AWS claims that Trainium2 offers 30-40% better price performance than the previous generation of the graphics processing unit (GPU) based Elastic Compute Cloud (EC2) instances. Customers like Anthropic, Databricks, Adobe, Qualcomm, poolside, and even Apple are already on board.
“Today, there’s really only one choice on the GPU side, and it’s just NVIDIA,” said Matt Garman, CEO at AWS. “We think that customers would appreciate having multiple choices.”
It is worth noting that AWS recently invested $4 billion in Anthropic, making it the primary cloud provider and training partner. The company also introduced Trn2 UltraServers and the next-generation Trainium3 AI training chip.
AWS is working with Anthropic to build Project Rainier – a large AI compute cluster powered by thousands of Trainium2 chips. This will help Anthropic develop its models, including optimising its flagship product Claude, to run on Trainium2 hardware.
“This cluster is going to be five times the number of exaflops as the current cluster that Anthropic used to train their leading set of Claude models that are out there in the world,” Garman added.
On the other hand, OpenAI plans to partner with Taiwan Semiconductor Manufacturing Company (TSMC) and Broadcom to launch its first in-house AI chip by 2026. Meanwhile, OpenAI is also banking on NVIDIA’s Blackwell GPU architecture to scale its o1 model and test time compute.
Notably, Anthropic CEO Dario Amodei, in a recent podcast, said that the cost of training AI models today can reach up to $1 billion. While models like GPT-4 cost approximately $100 million, he predicts that within the next three years, training costs could escalate to $10 or even $100 billion.
Advantage Trainium?
According to Garman, Trainium2 delivers 30-40% better price performance than current GPU-powered instances. The new TRN2 instances come equipped with 16 custom-built chips interconnected via NeuronLink, a high-speed and low-latency interconnect.
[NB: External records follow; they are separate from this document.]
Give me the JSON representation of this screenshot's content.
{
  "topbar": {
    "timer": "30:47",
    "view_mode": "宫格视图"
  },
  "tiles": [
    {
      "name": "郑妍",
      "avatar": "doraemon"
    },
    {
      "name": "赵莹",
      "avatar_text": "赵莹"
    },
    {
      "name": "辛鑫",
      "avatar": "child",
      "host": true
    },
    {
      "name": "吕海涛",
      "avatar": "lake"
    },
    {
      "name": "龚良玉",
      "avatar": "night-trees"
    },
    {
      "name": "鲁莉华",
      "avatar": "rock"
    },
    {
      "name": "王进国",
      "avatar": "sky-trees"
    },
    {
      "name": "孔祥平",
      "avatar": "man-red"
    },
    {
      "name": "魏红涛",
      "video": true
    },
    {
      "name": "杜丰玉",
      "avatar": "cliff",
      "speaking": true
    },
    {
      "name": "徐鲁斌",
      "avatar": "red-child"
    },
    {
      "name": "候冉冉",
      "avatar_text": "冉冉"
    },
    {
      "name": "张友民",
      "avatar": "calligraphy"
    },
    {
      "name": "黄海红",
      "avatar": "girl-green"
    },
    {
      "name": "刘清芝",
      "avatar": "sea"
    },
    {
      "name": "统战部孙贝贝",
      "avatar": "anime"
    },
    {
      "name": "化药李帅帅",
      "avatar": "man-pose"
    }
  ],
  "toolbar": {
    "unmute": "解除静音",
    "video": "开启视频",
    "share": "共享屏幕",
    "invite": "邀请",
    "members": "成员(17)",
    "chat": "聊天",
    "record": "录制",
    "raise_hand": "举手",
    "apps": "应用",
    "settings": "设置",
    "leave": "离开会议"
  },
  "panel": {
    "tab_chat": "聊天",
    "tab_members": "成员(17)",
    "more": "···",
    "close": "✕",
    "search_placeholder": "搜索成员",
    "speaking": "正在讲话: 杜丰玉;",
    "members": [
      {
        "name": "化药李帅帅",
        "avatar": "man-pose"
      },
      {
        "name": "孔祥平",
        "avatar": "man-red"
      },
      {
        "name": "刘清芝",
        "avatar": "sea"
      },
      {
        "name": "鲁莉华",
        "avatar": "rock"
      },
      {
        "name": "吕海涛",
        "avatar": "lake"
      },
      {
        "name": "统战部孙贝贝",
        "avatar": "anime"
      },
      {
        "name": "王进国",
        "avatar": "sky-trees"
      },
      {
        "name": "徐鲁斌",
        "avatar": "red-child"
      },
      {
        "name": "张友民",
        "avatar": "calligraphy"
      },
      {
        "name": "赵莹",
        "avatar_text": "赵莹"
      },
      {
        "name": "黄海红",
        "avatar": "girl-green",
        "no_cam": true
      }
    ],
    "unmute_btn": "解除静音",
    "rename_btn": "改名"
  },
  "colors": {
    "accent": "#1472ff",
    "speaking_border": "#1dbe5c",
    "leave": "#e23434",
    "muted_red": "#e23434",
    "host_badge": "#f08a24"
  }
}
This configuration provides up to 20.8 petaflops of compute from a single node.
The company also introduced Trn2 UltraServers, which combine four Trn2 servers into a single system and offer 83.2 petaflops of compute power for better scalability. These servers feature 64 interconnected Trainium2 chips. For comparison, NVIDIA’s Blackwell B200 is expected to provide up to 720 petaflops of FP8 performance with a rack of 72 GPUs.
Few expected Apple to use AWS Trainium2 to train its models. Benoit Dupin, Apple’s senior director of machine learning and AI, revealed how deeply the company relies on AWS for its AI and ML capabilities. Dupin accredited the decade-long partnership with AWS for enabling Apple’s innovations like Siri, iCloud Music, and Apple TV. “AWS has consistently supported our dynamic needs at scale and globally.”
Apple has leveraged AWS’s solutions, including Graviton and Inferentia chips. It achieved milestones like a 40% efficiency boost by migrating to Graviton instances. Dupin also teased early success with AWS Trainium2 chips, which could deliver a 50% leap in pre-training efficiency.
“We knew that the first iteration of Trainium wasn’t perfect for every workload, but we saw enough traction to give us confidence we were on the right path,” Garman revealed.
Trainium chips leverage the Neuron SDK, which efficiently optimises AI workloads. It supports deep learning inference and training and seamlessly integrates with TensorFlow and PyTorch while avoiding closed-source dependencies. However, it still faces challenges from NVIDIA’s CUDA.
Switching from NVIDIA to Trainium requires hundreds of hours of testing and rewriting code – a barrier few companies want to cross. Acknowledging this challenge internally, AWS called CUDA the single biggest reason customers stick with NVIDIA.
Meanwhile, Amazon’s cloud rivals, Microsoft and Google, are working on their own AI chips to reduce their reliance on NVIDIA. Google recently announced the general availability of Trillium, its sixth generation of Tensor Processing Unit (TPU). “Using a combination of our TPUs and GPUs, LG AI Research reduced inference processing time for its multimodal model by more than 50% and operating costs by 72%,” said Google chief Sundar Pichai during the recent earnings call.
In a similar way, numerous companies today are competing for NVIDIA’s chip market share, including AI chip startups such as Groq, Cerebras Systems, and SambaNova Systems.
The AI chip market is projected to hit $100 billion in the upcoming years, and AWS is pouring billions of dollars into Trainium to stake its claim. However, beating NVIDIA’s dominance won’t be an easy feat.